18. Clear Expectations
Create clear expectations for your return. Plan on gently wading back into the pool rather than doing a cannonball back in. You must prepare your key leaders that even after you return, you will be easing back in. These folks will have been carrying an extra load in your place and will be eager to hand it back to you. But they need to prepare for a gradual handoff.
19. Care for Staff
Expect that those who carried your load during sabbatical may need some extra vacation or rest in the months after your return. Especially if people have carried responsibilities that are outside of their primary giftings, it will drain them. Be patient and generous with these key people.
20. About Social Media
Step away from social media during the sabbatical. This is a no-brainer, but do it. The easiest way is to delete it from your phone.
21. About Attending Church
Be thoughtful about attending church during your sabbatical. On one hand, it’s good for you and your family to be able to attend worship services with zero responsibility. It’s good to be a normal person and sit under the word. But on the other hand, it can be very hard to turn off your “what would I do” brain at other churches. When we were with extended family, we attended church with them. The other Sundays we went to church a few times and stayed home a few times. God used one service at a church in Colorado to really speak and minister to me in a significant way. This should not need to be said, but if you are in town, do not attend your own church.

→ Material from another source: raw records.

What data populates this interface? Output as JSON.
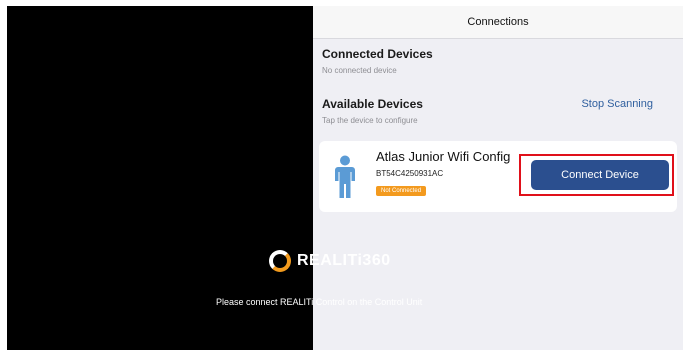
{
  "header": {
    "title": "Connections"
  },
  "connected": {
    "title": "Connected Devices",
    "subtitle": "No connected device"
  },
  "available": {
    "title": "Available Devices",
    "subtitle": "Tap the device to configure",
    "stop_scanning_label": "Stop Scanning"
  },
  "device": {
    "name": "Atlas Junior Wifi Config",
    "id": "BT54C4250931AC",
    "status": "Not Connected",
    "connect_label": "Connect Device"
  },
  "background": {
    "brand_name": "REALITi360",
    "prompt": "Please connect REALITi Control on the Control Unit"
  },
  "colors": {
    "accent": "#2b4f8f",
    "link": "#2f5f9e",
    "status_badge": "#f39a1e",
    "highlight": "#e0101a",
    "brand_orange": "#f29a1d"
  },
  "icons": {
    "device_icon": "person-icon",
    "brand_icon": "realiti-logo-icon"
  }
}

22. “Report” On Your Sabbatical
When you return, plan on doing a special sermon along the lines of “What I Learned on My Sabbatical.” This will allow you to give one big update to a bunch of people, rather than having a thousand of the same conversation. While you’re away, don’t sweat this sermon. As you get closer to returning, gather your thoughts and takeaways. You can watch or listen to my sermon here.
Be patient with yourself and others. You may have a transformative experience that others did not have. You will likely learn things about yourself and consider changes that you want to make. These will take time and buy-in to enact, and you should be patient with the people who allowed you to have this experience and who carried the load while you were away.